O mesmo tipo de prática realizado pelo Facebook também foi questionado nas outras companhias. A deputada Lucy McBath questionou Bezos sobre a história de um vendedor de livros que alega ter sido bloqueado sistematicamente pela Amazon. “Nunca recebemos um motivo, a Amazon nem nos notificou por que estávamos sendo restringidos”.
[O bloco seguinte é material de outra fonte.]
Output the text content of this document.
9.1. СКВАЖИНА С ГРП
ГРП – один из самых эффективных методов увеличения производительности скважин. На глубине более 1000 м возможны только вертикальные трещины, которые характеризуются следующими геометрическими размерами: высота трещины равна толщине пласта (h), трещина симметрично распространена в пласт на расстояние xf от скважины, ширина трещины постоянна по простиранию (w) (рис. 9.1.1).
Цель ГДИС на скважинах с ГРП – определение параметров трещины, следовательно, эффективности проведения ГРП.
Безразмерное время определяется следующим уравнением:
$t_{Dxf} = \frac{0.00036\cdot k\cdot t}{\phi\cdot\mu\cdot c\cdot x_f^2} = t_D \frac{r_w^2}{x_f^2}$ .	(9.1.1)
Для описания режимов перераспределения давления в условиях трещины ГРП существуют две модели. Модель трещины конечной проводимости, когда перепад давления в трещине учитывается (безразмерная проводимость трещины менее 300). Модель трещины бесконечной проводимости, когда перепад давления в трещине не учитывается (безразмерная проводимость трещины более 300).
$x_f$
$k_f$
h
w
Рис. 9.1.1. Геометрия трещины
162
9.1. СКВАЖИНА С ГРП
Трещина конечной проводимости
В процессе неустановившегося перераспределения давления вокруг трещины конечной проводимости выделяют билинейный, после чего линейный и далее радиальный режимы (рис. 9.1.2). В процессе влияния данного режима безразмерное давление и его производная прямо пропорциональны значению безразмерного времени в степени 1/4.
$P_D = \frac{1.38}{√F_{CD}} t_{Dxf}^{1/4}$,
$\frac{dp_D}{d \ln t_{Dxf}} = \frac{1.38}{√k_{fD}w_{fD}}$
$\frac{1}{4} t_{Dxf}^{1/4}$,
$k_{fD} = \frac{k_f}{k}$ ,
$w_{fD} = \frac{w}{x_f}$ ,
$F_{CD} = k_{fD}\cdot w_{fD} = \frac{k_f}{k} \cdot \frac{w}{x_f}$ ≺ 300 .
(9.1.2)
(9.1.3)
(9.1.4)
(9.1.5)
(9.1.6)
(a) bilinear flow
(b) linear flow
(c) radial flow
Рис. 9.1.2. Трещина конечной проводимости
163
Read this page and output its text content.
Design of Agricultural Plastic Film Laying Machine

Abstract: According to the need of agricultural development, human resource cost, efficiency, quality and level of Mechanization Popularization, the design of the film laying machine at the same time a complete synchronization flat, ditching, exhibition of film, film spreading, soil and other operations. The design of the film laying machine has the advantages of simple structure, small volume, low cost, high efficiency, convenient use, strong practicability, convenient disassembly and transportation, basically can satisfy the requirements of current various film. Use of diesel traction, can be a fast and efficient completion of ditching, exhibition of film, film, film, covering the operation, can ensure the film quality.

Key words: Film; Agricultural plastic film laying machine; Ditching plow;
Bezos disse que isso não era consistente com as políticas da empresa e pediu para entrar em contato com o vendedor. “Estou preocupado que esse seja um padrão de comportamento”, disse McBath, alegando que diversas pequenas empresas têm conversado com o Congresso porque a Amazon simplesmente não as está ouvindo.

Apple

Semelhante a Bezos, o CEO da Apple, Tim Cook, enfrentou questões difíceis sobre o hábito da Apple de competir com seus desenvolvedores de aplicativos e o uso da aprovação da App Store para obter vantagem em outras áreas.

Os desenvolvedores de aplicativos (incluindo o Facebook) temem que o poder da Apple possa aniquilar seus negócios. Como a Apple tem a palavra final sobre o que pode estar na App Store, ela pode matar completamente um negócio baseado em aplicativos. Um representante citou um documento interno do Facebook, onde a empresa disse temer que a Apple pudesse “sufocar” seus aplicativos na App Store.

A deputada Jamie Raskin citou um desenvolvedor que paga 25% de sua receita em impostos e 30% à Apple, sobrando 45% da receita para pagar as despesas comerciais e ganhar a vida. Outro representante da câmara fez Cook admitir que nada poderia impedir a Apple de aumentar suas taxas para 50%.

Em resposta, Cook afirmou que a Apple estava em uma “briga de rua” e que os desenvolvedores poderiam trabalhar em várias plataformas. Cook sugeriu que estes profissionais infelizes poderiam criar aplicativos para Android, Xbox ou PlayStation.

Google

O CEO do Google, Sundar Pichai, enfrentou questões difíceis sobre o quanto da Web o Google controla. O congresso mostrou que a empresa tem poder sobre todas as partes de uma transação de publicidade e que também pode usar a privacidade como justificativa para excluir outras empresas de publicidade.

O Google, por exemplo, impediu a veiculação de anúncios de terceiros no YouTube, exigindo que os anunciantes passassem pelas ferramentas da empresa. Um representante na audiência pressionou Pichai sobre como isso convenientemente impulsiona os negócios de publicidade do Google, embora Pichai não tenha admitido diretamente.

Após cinco horas e meia de sessão, David Cicilline terminou dizendo que o comitê publicará um relatório com conclusões e próximas etapas. “Essa audiência me deixou um fato claro: essas empresas, como elas existem hoje, têm poder de monopólio. Alguns precisam ser desmembrados, todos precisam ser devidamente regulamentados e responsabilizados ”, afirmou. “Precisamos garantir que as leis antitruste, escritas mais de um século atrás, funcionem também na era digital”.